The wind is throwing waters up and down

And over this up-surging, frothing steep

Genius of Death triumphant enters on the ship

Like a soldier who tramples a defeated town.

 

Some people lie unfeeling, others only moan,

Still others say their prayers to drive death away,

Or wring their hands, or bid their friends farewell;

 

One passenger was sitting in silence alone

And thought: Happy are those whose powers fail,

Have someone dear to part with, or are able to pray.

 

The Akkerman Steppe

(Stepy Akermańskie)

I entered the dry waters of an open sea;

My carriage like a canoe plunges in the green

Deep of flowery meadows and passes between

The coral isles of brier and laburnum tree.

 

The dusk falls. Neither barrow nor road can I see.

I look up, the stars seeking that could lead my way.

A cloud glints in the distance – sign of rising day.

Perhaps Akkerman's lantern can show light to me.

 

Let's halt! It is so quiet I can hear the skein

Of cranes that flying slowly a hawk's reach surpass,

I hear the beetle kissing the drip of the rain,

The sleek viper that softly moves among the grass...

In this stillness – my ear I so curiously strain

A voice from home could reach me – No one calls, alas!

 

The Calm of the Sea

(Cisza morska)

No breath of wind will ruffle the flag of my ship,

The calm waters now quietly move up their breast

Like a bride who of happiness dreaming at rest

Wakes up, sighs for a moment, and goes back to sleep.

 

The sails are flagging easily from the naked masts

Like banners of an army after a long war;

The ship is rocking slightly, as if chained ashore;

The passengers laugh freely, the mate rests at last.

 

O, quiet sea, among your jolly beings is

On your deep bottom hidden a fierce octopus

That waves its greedy arms, fearful and long;

 

O, thoughts! You hide a swarm of memories

That in a stormy time invisible throng

But when it's quiet, our hearts will grasp.

 

Sailing

(Żegluga)

The roar rises, preparing a new thunderclap,

The mate has climbed the ladder – now the flag is red.

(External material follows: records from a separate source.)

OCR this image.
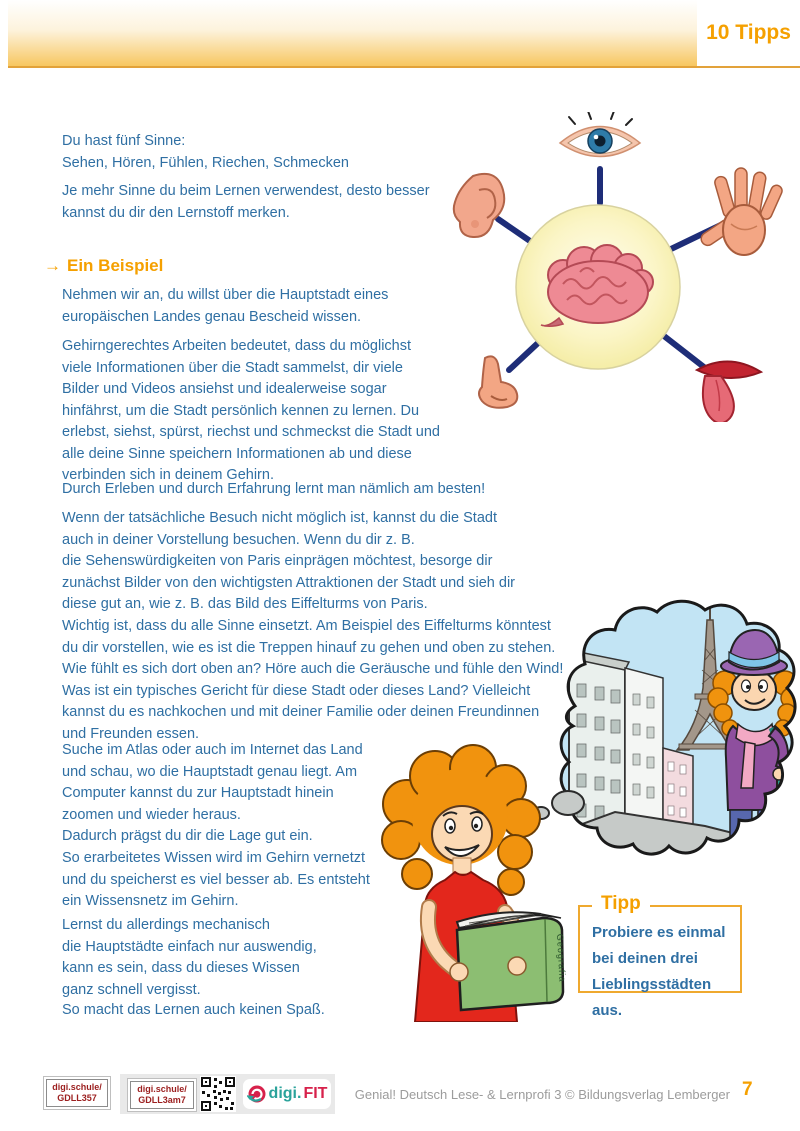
10 Tipps
Du hast fünf Sinne:
Sehen, Hören, Fühlen, Riechen, Schmecken
Je mehr Sinne du beim Lernen verwendest, desto besser
kannst du dir den Lernstoff merken.
→ Ein Beispiel
Nehmen wir an, du willst über die Hauptstadt eines
europäischen Landes genau Bescheid wissen.
Gehirngerechtes Arbeiten bedeutet, dass du möglichst
viele Informationen über die Stadt sammelst, dir viele
Bilder und Videos ansiehst und idealerweise sogar
hinfährst, um die Stadt persönlich kennen zu lernen. Du
erlebst, siehst, spürst, riechst und schmeckst die Stadt und
alle deine Sinne speichern Informationen ab und diese
verbinden sich in deinem Gehirn.
Durch Erleben und durch Erfahrung lernt man nämlich am besten!
Wenn der tatsächliche Besuch nicht möglich ist, kannst du die Stadt
auch in deiner Vorstellung besuchen. Wenn du dir z. B.
die Sehenswürdigkeiten von Paris einprägen möchtest, besorge dir
zunächst Bilder von den wichtigsten Attraktionen der Stadt und sieh dir
diese gut an, wie z. B. das Bild des Eiffelturms von Paris.
Wichtig ist, dass du alle Sinne einsetzt. Am Beispiel des Eiffelturms könntest
du dir vorstellen, wie es ist die Treppen hinauf zu gehen und oben zu stehen.
Wie fühlt es sich dort oben an? Höre auch die Geräusche und fühle den Wind!
Was ist ein typisches Gericht für diese Stadt oder dieses Land? Vielleicht
kannst du es nachkochen und mit deiner Familie oder deinen Freundinnen
und Freunden essen.
Suche im Atlas oder auch im Internet das Land
und schau, wo die Hauptstadt genau liegt. Am
Computer kannst du zur Hauptstadt hinein
zoomen und wieder heraus.
Dadurch prägst du dir die Lage gut ein.
So erarbeitetes Wissen wird im Gehirn vernetzt
und du speicherst es viel besser ab. Es entsteht
ein Wissensnetz im Gehirn.
Lernst du allerdings mechanisch
die Hauptstädte einfach nur auswendig,
kann es sein, dass du dieses Wissen
ganz schnell vergisst.
So macht das Lernen auch keinen Spaß.
Geografia
Tipp
Probiere es einmal
bei deinen drei
Lieblingsstädten aus.
digi.schule/
GDLL357
digi.schule/
GDLL3am7	digi. FIT Genial! Deutsch Lese- & Lernprofi 3 © Bildungsverlag Lemberger 7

Up there, in an invisible he is stretching net

Like a spider that's waiting his victims to trap.

 

The wind is blowing – the ship seems to fret

Straining its cords – then diving in a frothy gale –

Raises its neck, to trample the waves, and sets sail

To cleave the clouds and tumbling waters with its head.

 

And my spirit flies upward, like a sky-high mast,

Imagination rising like sails in a tress,

And my voice is now joined with the roar of the sea,

 

I raise my hands, the cords of my ship try to clasp,

And its breast to still braver adventures I press,

Now I know – like a bird I can also be free!